Czy nie jestem wolny? Czy nie jestem apostołem? Czy nie widziałem Jezusa, naszego Pana? Czy wy nie jesteście moim dziełem w Panu? Jeśli nawet dla innych nie jestem apostołem, to dla was jestem. Wy właśnie jesteście pieczęcią mojego apostolstwa w Panu.

Moja obrona wobec tych, którzy mnie oskarżają, jest taka: Czy nie mamy prawa jeść i pić? Czy nie mamy prawa zabierać z sobą siostry, kobiety,[a] jak to czynią pozostali apostołowie i bracia Pana oraz Kefas? Czy tylko ja i Barnaba nie mamy prawa nie pracować?

Kto kiedykolwiek służył w wojsku na własny koszt? Kto sadzi winnicę i nie korzysta z jej owocu? Albo kto wypasa stado i nie spożywa mleka z udoju? Czy mówię to tylko po ludzku? Czy Prawo nie mówi podobnie? Bo przecież w Prawie Mojżesza znajdujemy słowa: Młócącemu wołowi nie zawiązuj pyska. Czy Bóg ma na uwadze tylko woły? 10 Czy nie mówi tego przede wszystkim ze względu na nas? To w odniesieniu do nas jest napisane, że oracz powinien orać w nadziei a młocarz młócić w nadziei, że będą mieli udział w plonach.

11 Jeśli posialiśmy wam dobra duchowe, to cóż wielkiego, jeśli skorzystamy z materialnych? 12 Skoro inni korzystają z tego prawa względem was, to dlaczego tym bardziej nie my? Nie skorzystaliśmy z niego jednak. Wszystko znosimy, by nie stawiać żadnych przeszkód Chrystusowej dobrej nowinie.

13 Czy nie wiecie, że ci, którzy pracują przy składaniu ofiar, żyją ze świątyni, a ci, którzy krzątają się przy ołtarzu, korzystają z ołtarza? 14 Podobnie Pan ustalił, aby ci, którzy głoszą dobrą nowinę, z dobrej nowiny żyli. 15 Ja jednak nie skorzystałem z tego prawa. Nie piszę też dlatego, że chciałbym skorzystać, bo wolałbym raczej umrzeć, niż zostać pozbawionym mojej chluby. 16 Bo jeśli głoszę dobrą nowinę, nie mam czym się szczycić — taka spoczywa na mnie odpowiedzialność. I biada mi, jeślibym dobrej nowiny nie głosił.

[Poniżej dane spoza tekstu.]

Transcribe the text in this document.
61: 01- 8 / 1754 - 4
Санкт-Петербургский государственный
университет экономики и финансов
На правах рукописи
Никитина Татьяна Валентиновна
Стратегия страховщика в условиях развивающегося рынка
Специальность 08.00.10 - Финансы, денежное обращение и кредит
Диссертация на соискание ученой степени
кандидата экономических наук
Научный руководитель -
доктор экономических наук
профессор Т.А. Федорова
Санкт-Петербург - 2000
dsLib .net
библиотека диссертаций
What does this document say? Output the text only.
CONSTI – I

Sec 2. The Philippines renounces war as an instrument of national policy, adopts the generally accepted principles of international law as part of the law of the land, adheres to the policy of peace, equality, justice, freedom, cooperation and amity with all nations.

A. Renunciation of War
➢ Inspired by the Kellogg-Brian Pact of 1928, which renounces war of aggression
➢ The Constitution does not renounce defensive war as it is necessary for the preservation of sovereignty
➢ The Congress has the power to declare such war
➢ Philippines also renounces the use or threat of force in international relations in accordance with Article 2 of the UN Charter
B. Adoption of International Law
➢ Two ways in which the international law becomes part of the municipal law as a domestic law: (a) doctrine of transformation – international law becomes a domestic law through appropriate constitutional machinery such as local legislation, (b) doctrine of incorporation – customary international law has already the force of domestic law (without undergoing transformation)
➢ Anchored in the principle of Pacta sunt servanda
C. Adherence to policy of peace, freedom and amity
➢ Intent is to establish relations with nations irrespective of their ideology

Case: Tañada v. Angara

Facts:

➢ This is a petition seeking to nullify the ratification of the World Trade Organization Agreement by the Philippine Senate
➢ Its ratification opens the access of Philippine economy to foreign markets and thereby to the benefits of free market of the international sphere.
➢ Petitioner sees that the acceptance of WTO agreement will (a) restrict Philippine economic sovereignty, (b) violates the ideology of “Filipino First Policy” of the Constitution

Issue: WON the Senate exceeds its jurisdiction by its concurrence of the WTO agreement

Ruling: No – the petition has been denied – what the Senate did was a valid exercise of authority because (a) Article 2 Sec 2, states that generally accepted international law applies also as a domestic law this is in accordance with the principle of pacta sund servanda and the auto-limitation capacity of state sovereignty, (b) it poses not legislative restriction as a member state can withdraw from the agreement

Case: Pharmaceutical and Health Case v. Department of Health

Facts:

17 Jeśli jednak czynię to jako ochotnik, mam zapłatę. Gdybym nie czynił tego jako ochotnik, to po prostu wywiązywałbym się z powierzonego mi zadania. 18 Więc za co mam mieć nagrodę? Za to, że głosząc dobrą nowinę, czynię to za darmo, nie korzystając z prawa, do którego mnie głoszenie upoważnia.

19 Chociaż jestem wolny wobec wszystkich, stałem się niewolnikiem wszystkich jak najliczniejsze grono ludzi. 20 Dla Żydów stałem się jak Żyd, aby pozyskać Żydów. Dla tych, którzy podlegają Prawu, stałem się jak ten, który podlega Prawu — choć sam nie podlegam Prawu — aby pozyskać tych, którzy podlegają Prawu. 21 Dla tych, którzy nie podlegają Prawu, stałem się jak ten, który nie podlega Prawu — choć nie żyję bez Prawa Bożego, lecz podlegam Prawu Chrystusa — aby pozyskać tych, którzy nie podlegają Prawu.

22 Dla słabych stałem się słaby, aby pozyskać słabych — dla wszystkich stałem się wszystkim, żeby zbawić przynajmniej niektórych. 23 A czynię to wszystko dla dobrej nowiny, aby stać się jej współuczestnikiem.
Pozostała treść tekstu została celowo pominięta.